Areas of the cactus forests are put off limits to development and care is taken to move the safely saguaro in places where development must occur. These symbols of the Sonora desert take many years to grow, but they have small root systems which makes them very easy to transplant. The apparent anomaly of a shallow root system in a place w/o much water is explained by the hard-pan nature of the soils and the ability of the cactus to suck up and store immense amounts of water during the short times it is available. below and along side is a saguaro crown. This is not something you see every day. It can take many years for a cactus to grow even one arm. This one is certainly more than a century old.
November 01, 2009
The development where Carl and Elise live in Marana near Tucson is very pleasant. The developers were careful to leave nature intact whenever possible, so the houses blend in with their surroundings. The area in back of their house is devoted to natural desert landscape and will not be developed. Elise and Carl told me that they have seen or seen the signs of many sorts of animals, including bobcats, coyotes, lots of snakes, hawks and even cougars. In fact, they worry that some of the local wildlife might make a meal of their little dog.

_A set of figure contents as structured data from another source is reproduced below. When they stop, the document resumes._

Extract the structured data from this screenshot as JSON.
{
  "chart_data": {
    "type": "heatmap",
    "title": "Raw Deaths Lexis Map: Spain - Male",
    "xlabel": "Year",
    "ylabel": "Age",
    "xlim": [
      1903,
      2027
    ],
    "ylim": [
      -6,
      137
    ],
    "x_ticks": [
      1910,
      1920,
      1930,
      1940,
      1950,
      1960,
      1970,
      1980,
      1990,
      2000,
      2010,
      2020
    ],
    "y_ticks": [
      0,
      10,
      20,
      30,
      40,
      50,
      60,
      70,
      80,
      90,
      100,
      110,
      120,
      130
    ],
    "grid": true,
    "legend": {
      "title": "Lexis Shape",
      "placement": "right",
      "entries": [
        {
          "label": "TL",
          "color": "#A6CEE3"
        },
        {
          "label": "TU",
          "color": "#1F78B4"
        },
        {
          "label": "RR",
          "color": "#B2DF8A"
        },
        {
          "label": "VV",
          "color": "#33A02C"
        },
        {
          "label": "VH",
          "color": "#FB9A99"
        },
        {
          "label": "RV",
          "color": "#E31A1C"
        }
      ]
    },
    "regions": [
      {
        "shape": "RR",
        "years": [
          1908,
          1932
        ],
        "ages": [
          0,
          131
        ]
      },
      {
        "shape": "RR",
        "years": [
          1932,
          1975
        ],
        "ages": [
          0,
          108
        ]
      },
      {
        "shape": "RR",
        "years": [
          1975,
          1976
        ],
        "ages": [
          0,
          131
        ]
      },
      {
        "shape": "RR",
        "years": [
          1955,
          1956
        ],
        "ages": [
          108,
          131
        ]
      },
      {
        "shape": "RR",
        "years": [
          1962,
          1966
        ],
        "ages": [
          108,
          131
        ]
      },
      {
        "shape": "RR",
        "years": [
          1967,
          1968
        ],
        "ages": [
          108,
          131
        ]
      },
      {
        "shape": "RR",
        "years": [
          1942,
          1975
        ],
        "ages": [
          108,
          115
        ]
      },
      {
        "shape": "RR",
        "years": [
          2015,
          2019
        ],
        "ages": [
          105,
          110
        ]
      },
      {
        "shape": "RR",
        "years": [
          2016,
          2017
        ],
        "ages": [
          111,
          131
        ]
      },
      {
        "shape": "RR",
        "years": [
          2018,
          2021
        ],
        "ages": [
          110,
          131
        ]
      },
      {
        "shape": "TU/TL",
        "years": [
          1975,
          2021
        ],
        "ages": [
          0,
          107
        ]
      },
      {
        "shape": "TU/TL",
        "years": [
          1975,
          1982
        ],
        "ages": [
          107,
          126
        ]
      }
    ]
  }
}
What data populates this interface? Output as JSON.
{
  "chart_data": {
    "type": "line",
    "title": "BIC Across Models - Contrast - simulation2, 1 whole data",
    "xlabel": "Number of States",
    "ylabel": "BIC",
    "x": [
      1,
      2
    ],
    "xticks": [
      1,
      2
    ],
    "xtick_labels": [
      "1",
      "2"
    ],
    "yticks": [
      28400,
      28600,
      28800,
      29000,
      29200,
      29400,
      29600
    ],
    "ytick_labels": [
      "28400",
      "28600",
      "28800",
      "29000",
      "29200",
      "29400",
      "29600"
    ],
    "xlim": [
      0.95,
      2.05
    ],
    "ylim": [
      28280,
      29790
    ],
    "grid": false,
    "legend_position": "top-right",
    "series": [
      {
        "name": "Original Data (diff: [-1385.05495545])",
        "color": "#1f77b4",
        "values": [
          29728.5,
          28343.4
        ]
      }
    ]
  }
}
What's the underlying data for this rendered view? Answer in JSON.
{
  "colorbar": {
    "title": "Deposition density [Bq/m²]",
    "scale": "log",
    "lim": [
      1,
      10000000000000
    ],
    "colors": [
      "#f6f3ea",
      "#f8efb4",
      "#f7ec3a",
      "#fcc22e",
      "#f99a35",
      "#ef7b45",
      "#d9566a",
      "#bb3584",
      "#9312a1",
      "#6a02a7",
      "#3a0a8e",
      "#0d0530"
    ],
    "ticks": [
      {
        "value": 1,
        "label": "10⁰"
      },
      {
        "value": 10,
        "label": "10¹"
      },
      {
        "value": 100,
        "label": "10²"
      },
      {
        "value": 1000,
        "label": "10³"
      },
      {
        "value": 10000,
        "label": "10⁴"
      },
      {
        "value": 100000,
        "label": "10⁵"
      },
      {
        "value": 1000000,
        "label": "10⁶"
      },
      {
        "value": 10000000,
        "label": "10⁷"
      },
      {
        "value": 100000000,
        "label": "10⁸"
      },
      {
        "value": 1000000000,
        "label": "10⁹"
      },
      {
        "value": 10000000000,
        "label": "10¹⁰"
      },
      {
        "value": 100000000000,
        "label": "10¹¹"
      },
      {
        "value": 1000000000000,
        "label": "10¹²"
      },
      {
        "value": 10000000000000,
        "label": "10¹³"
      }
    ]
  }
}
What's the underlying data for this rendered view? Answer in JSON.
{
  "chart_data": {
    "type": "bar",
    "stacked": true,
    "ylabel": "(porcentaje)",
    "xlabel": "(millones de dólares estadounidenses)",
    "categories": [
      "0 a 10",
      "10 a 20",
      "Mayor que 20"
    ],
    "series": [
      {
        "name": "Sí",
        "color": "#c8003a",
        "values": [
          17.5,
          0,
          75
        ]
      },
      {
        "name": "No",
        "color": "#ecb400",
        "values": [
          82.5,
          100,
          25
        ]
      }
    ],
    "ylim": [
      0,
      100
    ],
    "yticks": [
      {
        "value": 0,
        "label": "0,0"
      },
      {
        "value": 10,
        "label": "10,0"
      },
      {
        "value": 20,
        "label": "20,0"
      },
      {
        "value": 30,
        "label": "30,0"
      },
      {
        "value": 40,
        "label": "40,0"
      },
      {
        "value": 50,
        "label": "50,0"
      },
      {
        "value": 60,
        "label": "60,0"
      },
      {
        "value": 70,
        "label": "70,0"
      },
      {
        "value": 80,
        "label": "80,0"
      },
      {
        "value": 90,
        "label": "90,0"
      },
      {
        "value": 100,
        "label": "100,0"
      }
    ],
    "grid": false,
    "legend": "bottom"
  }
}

Elise makes custom Jewelry, concentrating on unique styles and colors. Some are very attractive as you can see in the nearby picture. I got Chrissy a nice bracelet with a colorful interplay of silver and copper. I am not a big fan of jewelry in general, but I do like it when it is unique and/or has some significant back story. The bracelet met both of these criteria.
Carl has a passion for genealogy and was interesting in hearing whatever I knew about my family history. Much of it overlaps with Elise’s family, but he was also interested in my father’s side of the family. He quickly found a record that recorded my grandfather’s arrival from Russian Poland, via the Port of Hamburg, on March 19, 1899. He arrived with his brother, Felix. Interestingly, the record records Matel spelled with a double l on the end – Matell. It appears like that again in census records and then we lost the extra l sometime after 1910. It lists his residence in Sakolle in Russia and lists his nationality as Russian. Of course most of Poland was under Russian control in those days.
Elise and Carl were very hospitable. Among the rare and wonderful things they had around the house was Mexican Coca-Cola. It is evidently made with sugar-cane instead of the corn fructose we use in ours and it tastes subtly different. My pallet for “real” coke has atrophied since I started to drink mostly Coke-Zero, but I can still taste the difference.
Carl took me around to look at the whole development. The Ritz-Carlton is developing a whole complex. Even though it is only a couple hours difference, I am feeling a little tired from travel and jet-lag, so I will write about that and show some pictures next time.
BTW – the picture up top is the view from Elise and Carl’s back yard. You see Elise in the next picture and some of her creations below that. Caril is working on his genealogy in the next picture and at the bottom is Mexican Coke. Maybe I should restate that, Mexican Coca-Cola.